Sitting on the cement steps that lead to the porch of the three-story Victorian era home I sprinkle the last of the crumbs from my turkey sandwich onto the sidewalk. The black ants gladly accept my peace offering after I ruined their mound when I crashed my toy car through it. I watch them. Tiny yet they seem strong. Resilient. They disappear between the cracks of the red brick walkway. Sometimes I wish I could disappear too. No one would come looking for me. I doubt anyone would even notice if I left never to return.

I’ve thought about it more times than I can count. I’m chicken shit. Stuck. Afraid to move forward and unable to go back. I have nowhere to go back to and nowhere to run to.

I glance up at the sound of car doors shutting. Social worker. She squats and whispers to a little girl as she swipes her thumbs across her cheeks. I know the drill. Been through the process plenty of times already but the girl has nothing to worry about. Mrs. Winnie is strict and ugly but keeps a clean house and serves good food. Has cable and on Saturday mornings she lets me watch cartoons. Best house I’ve been placed at so far. Place is like a mansion or something. The newest foster is older than dirt and smells like it too. Plus, she’s alone. No family. No kids. I’m told I’m lucky she took me in, and that I’ve not been put into a group home.

That’s me the lucky one.

My clothes smell nice, and my belly keeps full. Not like the last home. I stare at the round scar on my left bicep and shake the memory off.

Yeah. Lucky.

The black wrought iron gate creaks as the woman swings it open while clasping the girl’s hand tightly in her own.

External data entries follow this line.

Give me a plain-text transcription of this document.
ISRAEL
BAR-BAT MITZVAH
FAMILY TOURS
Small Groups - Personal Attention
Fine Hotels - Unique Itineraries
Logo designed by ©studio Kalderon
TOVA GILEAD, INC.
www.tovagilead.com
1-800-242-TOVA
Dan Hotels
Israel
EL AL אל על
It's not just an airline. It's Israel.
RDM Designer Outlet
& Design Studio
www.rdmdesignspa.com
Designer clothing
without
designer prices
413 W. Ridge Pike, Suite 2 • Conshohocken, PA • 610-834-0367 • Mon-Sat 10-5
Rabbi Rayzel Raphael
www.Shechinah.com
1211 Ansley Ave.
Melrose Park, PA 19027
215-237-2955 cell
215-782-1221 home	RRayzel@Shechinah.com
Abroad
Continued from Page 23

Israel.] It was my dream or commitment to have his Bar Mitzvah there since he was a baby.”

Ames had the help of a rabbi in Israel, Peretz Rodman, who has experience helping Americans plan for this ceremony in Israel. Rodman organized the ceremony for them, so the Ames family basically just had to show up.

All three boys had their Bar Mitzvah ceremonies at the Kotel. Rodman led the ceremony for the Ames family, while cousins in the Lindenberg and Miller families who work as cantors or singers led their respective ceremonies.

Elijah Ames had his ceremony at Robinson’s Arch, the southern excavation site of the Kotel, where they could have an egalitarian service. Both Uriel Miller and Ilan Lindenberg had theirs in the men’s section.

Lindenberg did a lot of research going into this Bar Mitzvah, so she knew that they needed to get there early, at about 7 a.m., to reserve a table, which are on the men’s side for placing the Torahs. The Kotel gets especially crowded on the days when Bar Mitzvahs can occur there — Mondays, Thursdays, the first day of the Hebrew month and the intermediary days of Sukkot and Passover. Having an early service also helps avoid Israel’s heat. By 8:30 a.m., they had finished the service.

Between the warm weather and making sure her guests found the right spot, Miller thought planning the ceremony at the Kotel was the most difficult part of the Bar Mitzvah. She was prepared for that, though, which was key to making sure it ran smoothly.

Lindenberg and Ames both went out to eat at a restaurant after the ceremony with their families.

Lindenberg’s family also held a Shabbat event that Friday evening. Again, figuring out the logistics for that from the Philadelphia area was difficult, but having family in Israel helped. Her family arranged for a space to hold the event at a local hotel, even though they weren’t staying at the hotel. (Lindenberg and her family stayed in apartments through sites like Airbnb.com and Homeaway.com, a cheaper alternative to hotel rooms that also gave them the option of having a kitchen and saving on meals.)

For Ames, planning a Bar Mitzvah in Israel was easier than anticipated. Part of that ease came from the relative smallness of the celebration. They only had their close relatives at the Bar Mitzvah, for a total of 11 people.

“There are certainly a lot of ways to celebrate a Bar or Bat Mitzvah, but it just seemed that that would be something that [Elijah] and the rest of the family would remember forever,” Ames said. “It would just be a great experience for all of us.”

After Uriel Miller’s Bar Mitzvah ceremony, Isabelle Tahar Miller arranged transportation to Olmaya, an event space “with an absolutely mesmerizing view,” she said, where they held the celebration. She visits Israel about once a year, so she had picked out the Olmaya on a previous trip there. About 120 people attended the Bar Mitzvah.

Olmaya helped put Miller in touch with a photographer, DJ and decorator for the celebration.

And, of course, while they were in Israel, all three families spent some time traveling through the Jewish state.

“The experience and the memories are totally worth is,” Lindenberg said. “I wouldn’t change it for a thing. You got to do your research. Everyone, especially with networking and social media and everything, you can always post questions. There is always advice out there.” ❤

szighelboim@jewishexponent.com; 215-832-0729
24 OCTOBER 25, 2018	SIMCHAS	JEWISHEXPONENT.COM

“Hey, Benicio. Remember me?” Her shadow falls over me.

I lift a shoulder. I remember her, but they’re all the same. They simply shuffle us through the system to be forgotten. None of them care about us. No one cares about us. Not our fosters. Not the families that left us behind. All we got is the promise of freedom if we live long enough to age out of the system. I got lucky, so they say, being born on the right side of the border, but my brother was sent back to Mexico to his father. My mother was in the states illegally. Working the streets while my brother was supposed to watch me. A two-year-old when he was only seven. One night she didn’t come back to the motel room we were living in. A maid who worked there found us a few days later dirty and hungry. At least that’s what they told me at the last home I was at.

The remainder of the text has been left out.